Читаем Жан-Кристоф. Книги 1-5 полностью

С Ашилем Руссэном он сошелся ближе. Руссэн любил музыку, как и другие искусства, по-своему — грубовато, но искренне. Он хвалил симфонию с таким видом, словно держал ее в своих объятиях. Образование у него было самое поверхностное, но он умел показать товар лицом; в этом отношении он немало почерпнул у жены. Кристоф сразу привлек внимание Руссэна, который видел в молодом музыканте такого же энергичного плебея, каким был сам. К тому же ему было интересно понаблюдать самому этого чудака (он вообще с ненасытным любопытством наблюдал людей) и узнать, какое впечатление на него произвел Париж. Прямота и грубость замечаний Кристофа забавляли его. Он был в достаточной мере скептиком, чтобы признать их правильность. Немецкое происхождение Кристофа ничуть не смущало Руссэна. Наоборот, он гордился тем, что стоит выше таких предрассудков, как отечество. А в общем, он был искренне «человечен» (это было его основное достоинство), — он питал симпатию ко всему человеческому. Но это не мешало ему сохранять твердую уверенность в превосходстве всего французского — старая раса, старая культура — над немцами и подсмеиваться над ними.

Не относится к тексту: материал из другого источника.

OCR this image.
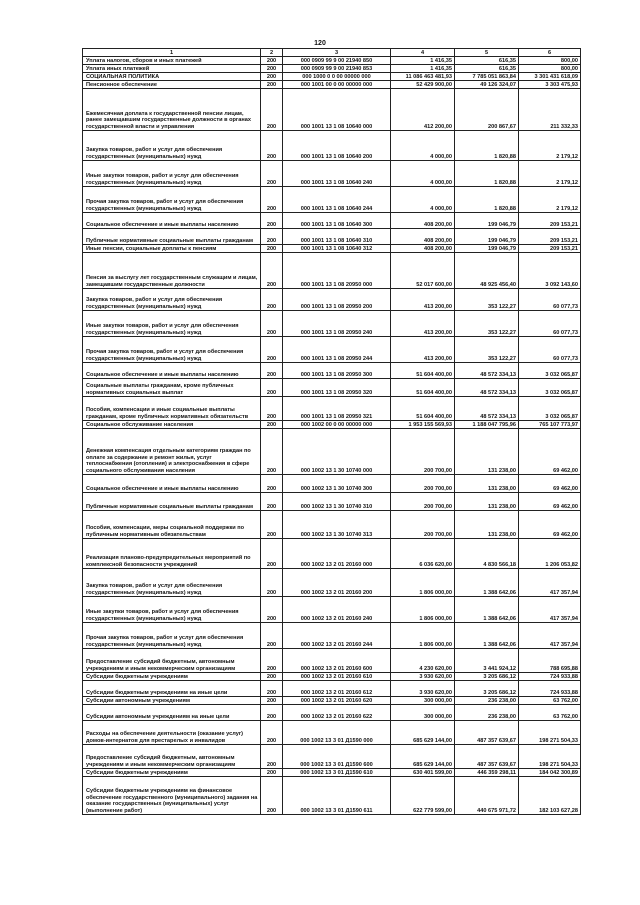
120
1	2	3	4	5	6
Уплата налогов, сборов и иных платежей	200	000 0909 99 9 00 21940 850	1 416,35	616,35	800,00
Уплата иных платежей	200	000 0909 99 9 00 21940 853	1 416,35	616,35	800,00
СОЦИАЛЬНАЯ ПОЛИТИКА	200	000 1000 0 0 00 00000 000	11 086 463 481,93	7 785 051 863,84	3 301 431 618,09
Пенсионное обеспечение	200	000 1001 00 0 00 00000 000	52 429 900,00	49 126 324,07	3 303 475,93
Ежемесячная доплата к государственной пенсии лицам, ранее замещавшим государственные должности в органах государственной власти и управления	200	000 1001 13 1 08 10640 000	412 200,00	200 867,67	211 332,33
Закупка товаров, работ и услуг для обеспечения государственных (муниципальных) нужд	200	000 1001 13 1 08 10640 200	4 000,00	1 820,88	2 179,12
Иные закупки товаров, работ и услуг для обеспечения государственных (муниципальных) нужд	200	000 1001 13 1 08 10640 240	4 000,00	1 820,88	2 179,12
Прочая закупка товаров, работ и услуг для обеспечения государственных (муниципальных) нужд	200	000 1001 13 1 08 10640 244	4 000,00	1 820,88	2 179,12
Социальное обеспечение и иные выплаты населению	200	000 1001 13 1 08 10640 300	408 200,00	199 046,79	209 153,21
Публичные нормативные социальные выплаты гражданам	200	000 1001 13 1 08 10640 310	408 200,00	199 046,79	209 153,21
Иные пенсии, социальные доплаты к пенсиям	200	000 1001 13 1 08 10640 312	408 200,00	199 046,79	209 153,21
Пенсия за выслугу лет государственным служащим и лицам, замещавшим государственные должности	200	000 1001 13 1 08 20950 000	52 017 600,00	48 925 456,40	3 092 143,60
Закупка товаров, работ и услуг для обеспечения государственных (муниципальных) нужд	200	000 1001 13 1 08 20950 200	413 200,00	353 122,27	60 077,73
Иные закупки товаров, работ и услуг для обеспечения государственных (муниципальных) нужд	200	000 1001 13 1 08 20950 240	413 200,00	353 122,27	60 077,73
Прочая закупка товаров, работ и услуг для обеспечения государственных (муниципальных) нужд	200	000 1001 13 1 08 20950 244	413 200,00	353 122,27	60 077,73
Социальное обеспечение и иные выплаты населению	200	000 1001 13 1 08 20950 300	51 604 400,00	48 572 334,13	3 032 065,87
Социальные выплаты гражданам, кроме публичных нормативных социальных выплат	200	000 1001 13 1 08 20950 320	51 604 400,00	48 572 334,13	3 032 065,87
Пособия, компенсации и иные социальные выплаты гражданам, кроме публичных нормативных обязательств	200	000 1001 13 1 08 20950 321	51 604 400,00	48 572 334,13	3 032 065,87
Социальное обслуживание населения	200	000 1002 00 0 00 00000 000	1 953 155 569,93	1 188 047 795,96	765 107 773,97
Денежная компенсация отдельным категориям граждан по оплате за содержание и ремонт жилья, услуг теплоснабжения (отопления) и электроснабжения в сфере социального обслуживания населения	200	000 1002 13 1 30 10740 000	200 700,00	131 238,00	69 462,00
Социальное обеспечение и иные выплаты населению	200	000 1002 13 1 30 10740 300	200 700,00	131 238,00	69 462,00
Публичные нормативные социальные выплаты гражданам	200	000 1002 13 1 30 10740 310	200 700,00	131 238,00	69 462,00
Пособия, компенсации, меры социальной поддержки по публичным нормативным обязательствам	200	000 1002 13 1 30 10740 313	200 700,00	131 238,00	69 462,00
Реализация планово-предупредительных мероприятий по комплексной безопасности учреждений	200	000 1002 13 2 01 20160 000	6 036 620,00	4 830 566,18	1 206 053,82
Закупка товаров, работ и услуг для обеспечения государственных (муниципальных) нужд	200	000 1002 13 2 01 20160 200	1 806 000,00	1 388 642,06	417 357,94
Иные закупки товаров, работ и услуг для обеспечения государственных (муниципальных) нужд	200	000 1002 13 2 01 20160 240	1 806 000,00	1 388 642,06	417 357,94
Прочая закупка товаров, работ и услуг для обеспечения государственных (муниципальных) нужд	200	000 1002 13 2 01 20160 244	1 806 000,00	1 388 642,06	417 357,94
Предоставление субсидий бюджетным, автономным учреждениям и иным некоммерческим организациям	200	000 1002 13 2 01 20160 600	4 230 620,00	3 441 924,12	788 695,88
Субсидии бюджетным учреждениям	200	000 1002 13 2 01 20160 610	3 930 620,00	3 205 686,12	724 933,88
Субсидии бюджетным учреждениям на иные цели	200	000 1002 13 2 01 20160 612	3 930 620,00	3 205 686,12	724 933,88
Субсидии автономным учреждениям	200	000 1002 13 2 01 20160 620	300 000,00	236 238,00	63 762,00
Субсидии автономным учреждениям на иные цели	200	000 1002 13 2 01 20160 622	300 000,00	236 238,00	63 762,00
Расходы на обеспечение деятельности (оказание услуг) домов-интернатов для престарелых и инвалидов	200	000 1002 13 3 01 Д1590 000	685 629 144,00	487 357 639,67	198 271 504,33
Предоставление субсидий бюджетным, автономным учреждениям и иным некоммерческим организациям	200	000 1002 13 3 01 Д1590 600	685 629 144,00	487 357 639,67	198 271 504,33
Субсидии бюджетным учреждениям	200	000 1002 13 3 01 Д1590 610	630 401 599,00	446 359 298,11	184 042 300,89
Субсидии бюджетным учреждениям на финансовое обеспечение государственного (муниципального) задания на оказание государственных (муниципальных) услуг (выполнение работ)	200	000 1002 13 3 01 Д1590 611	622 779 599,00	440 675 971,72	182 103 627,28
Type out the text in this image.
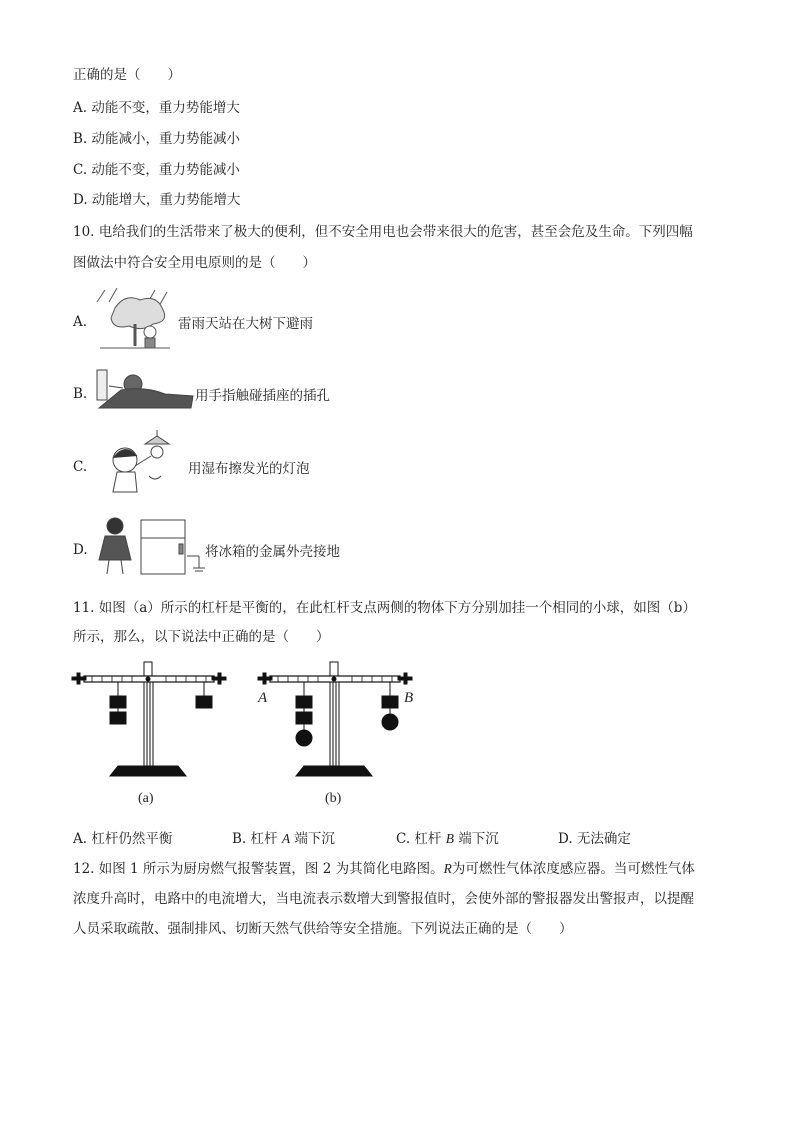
正确的是（　　）
A. 动能不变，重力势能增大
B. 动能减小，重力势能减小
C. 动能不变，重力势能减小
D. 动能增大，重力势能增大
10. 电给我们的生活带来了极大的便利，但不安全用电也会带来很大的危害，甚至会危及生命。下列四幅
图做法中符合安全用电原则的是（　　）
A.	雷雨天站在大树下避雨
B.	用手指触碰插座的插孔
C.	用湿布擦发光的灯泡
D.	将冰箱的金属外壳接地
11. 如图（a）所示的杠杆是平衡的，在此杠杆支点两侧的物体下方分别加挂一个相同的小球，如图（b）
所示，那么，以下说法中正确的是（　　）
(a)
A	B
(b)
A. 杠杆仍然平衡	B. 杠杆 A 端下沉	C. 杠杆 B 端下沉	D. 无法确定
12. 如图 1 所示为厨房燃气报警装置，图 2 为其简化电路图。R为可燃性气体浓度感应器。当可燃性气体
浓度升高时，电路中的电流增大，当电流表示数增大到警报值时，会使外部的警报器发出警报声，以提醒
人员采取疏散、强制排风、切断天然气供给等安全措施。下列说法正确的是（　　）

Кристоф встречался у Ашиля Руссэна с другими политическими деятелями, вчерашними или завтрашними министрами. Он очень охотно поговорил бы с каждым из них в отдельности, если бы эти знаменитости удостоили его такой чести. Вопреки широко распространенному мнению, он находил их общество более интересным, чем общество знакомых ему литераторов. Они обладали более живым умом, им не были чужды интересы, волновавшие человечество. Блестящие говоруны, в большинстве южане, все они были поразительно поверхностны, — черта, роднившая их с писателями. Само собой разумеется, они были почти круглыми невеждами в искусстве, особенно иностранном, но сами полагали, что знают в нем толк, а некоторые из них даже по-настоящему любили искусство. По своему составу иные кабинеты министров напоминали кружки любителей литературы при некоторых парижских журнальчиках. Один писал пьесы. Другой пиликал на скрипке и был отчаянным вагнерианцем. Третий малевал натюрморты. И все без исключения собирали картины импрессионистов, читали декадентские книжки, кокетничали своей склонностью к ультрааристократическому искусству, столь враждебному их убеждениям. Кристофу было неловко видеть, как министры-социалисты или радикалы-социалисты, эти апостолы обездоленных классов, строят из себя знатоков по части утонченных наслаждений. Конечно, они вправе были поступать, как им угодно, но Кристоф находил их поступки не особенно честными.

Однако забавнее всего, что эти люди — в частных разговорах скептики, сенсуалисты, нигилисты, анархисты, — переходя к действию, тотчас становились фанатиками. Эти парижские вольнодумцы, едва очутившись у власти, превращались в маленьких восточных деспотов: их охватывала мания всем управлять, на все накладывать свою лапу; ум у них был скептический, но темперамент тиранов. Уж слишком велик был соблазн: иметь в своем распоряжении чудовищный чиновничий аппарат администрации, созданный некогда величайшим из деспотов, и не злоупотреблять своей властью. В результате получилась своего рода республиканская империя, с примесью, в последние годы, какого-то атеистического католицизма.